Greatest hits album by The Blues Brothers
- Released: 1995
- Recorded: 1978–1980
- Genre: Blues, blues-rock, blue-eyed soul
- Length: 75:49
- Label: Atlantic

The Blues Brothers chronology
| The Definitive Collection (1992) | The Very Best of The Blues Brothers (1995) | Blues Brothers & Friends: Live from House of Blues (1997) |

= The Very Best of The Blues Brothers =

The Very Best of The Blues Brothers is a 1995 greatest hits album by The Blues Brothers.

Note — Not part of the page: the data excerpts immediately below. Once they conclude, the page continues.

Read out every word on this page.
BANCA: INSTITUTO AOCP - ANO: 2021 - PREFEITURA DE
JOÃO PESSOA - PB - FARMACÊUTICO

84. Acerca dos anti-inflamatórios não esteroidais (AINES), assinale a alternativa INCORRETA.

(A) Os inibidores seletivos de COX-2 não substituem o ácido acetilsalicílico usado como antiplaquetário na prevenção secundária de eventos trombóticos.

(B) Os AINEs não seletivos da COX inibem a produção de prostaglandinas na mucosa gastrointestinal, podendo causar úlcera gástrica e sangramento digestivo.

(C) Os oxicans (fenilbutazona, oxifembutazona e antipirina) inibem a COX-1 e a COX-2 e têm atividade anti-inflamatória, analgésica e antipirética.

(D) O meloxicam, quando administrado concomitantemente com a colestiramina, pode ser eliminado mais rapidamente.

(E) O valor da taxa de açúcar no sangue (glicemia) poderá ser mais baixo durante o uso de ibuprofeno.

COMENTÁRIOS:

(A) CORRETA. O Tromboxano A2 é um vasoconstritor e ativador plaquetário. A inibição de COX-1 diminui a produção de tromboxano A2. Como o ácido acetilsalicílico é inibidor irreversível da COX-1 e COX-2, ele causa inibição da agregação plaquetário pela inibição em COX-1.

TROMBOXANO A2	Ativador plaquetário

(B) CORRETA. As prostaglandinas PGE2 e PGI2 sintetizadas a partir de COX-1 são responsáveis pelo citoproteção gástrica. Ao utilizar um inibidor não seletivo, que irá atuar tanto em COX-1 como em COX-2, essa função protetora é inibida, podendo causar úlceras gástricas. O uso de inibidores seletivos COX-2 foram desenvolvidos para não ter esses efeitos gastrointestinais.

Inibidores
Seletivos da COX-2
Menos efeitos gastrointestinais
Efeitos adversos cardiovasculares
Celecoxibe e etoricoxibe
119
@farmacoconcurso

It is one of several compilations of the band's recordings, following Best of The Blues Brothers (1981) and Dancin' wid da Blues Brothers (1983).

==Track listing==
1. "Everybody Needs Somebody to Love" 1980
2. "Gimme Some Lovin'" 1980
3. "Think" (with Aretha Franklin) 1980
4. "Soul Man" 1978
5. "Soul Finger/Funky Broadway" 1980
6. "She Caught the Katy" 1980
7. "Theme from Rawhide" 1980
8. "Sweet Home Chicago" 1980
9. "Shake a Tail Feather" (with Ray Charles) 1980
10. "Hey Bartender" 1978
11. "Messin' with the Kid" 1978
12. "Opening: I Can't Turn You Loose" 1978
13. "(I Got Everything I Need) Almost" 1978
14. "The Old Landmark" (with James Brown) 1980
15. "Minnie the Moocher" (with Cab Calloway) 1980
16. "Green Onions" 1980
17. "Guilty" 1980
18. "Riot in Cell Block Number 9" 1980
19. "Shot Gun Blues" 1978
20. ""B" Movie Box Car Blues" 1978
21. "Peter Gunn Theme" 1980
22. "Closing: I Can't Turn You Loose" 1978

==Personnel==
- Dan Aykroyd (as Elwood Blues) – vocals, harmonica
- John Belushi (as "Joliet" Jake Blues) – vocals
- Steve "The Colonel" Cropper – guitar
- Donald "Duck" Dunn – bass guitar
- Murphy "Murph" Dunne – keyboards, electric piano, Wurlitzer
- Steve "Getdwa" Jordan – drums, backing vocals
- Tom "Bones" Malone – tenor and baritone saxophone, trombone, trumpet, horn arrangements
- Lou "Blue Lou" Marini – tenor and alto saxophone
- Matt "Guitar" Murphy – lead guitar
- Alan "Mr. Fabulous" Rubin – trumpet, backing vocals
- Tom "Triple Scale" Scott – tenor and alto saxophone, horn arrangements
- Paul "The Shiv" Shaffer – keyboards, piano, Hammond organ, Wurlitzer, backing vocals, musical director
- Willie Hall – drums

==Certifications==

| Region | Certification | Certified units/sales |
| France (SNEP) | Gold | 100,000^{*} |
| Spain (PROMUSICAE) | Gold | 50,000^{^} |
^{*} Sales figures based on certification alone. ^{^} Shipments figures based on certification alone.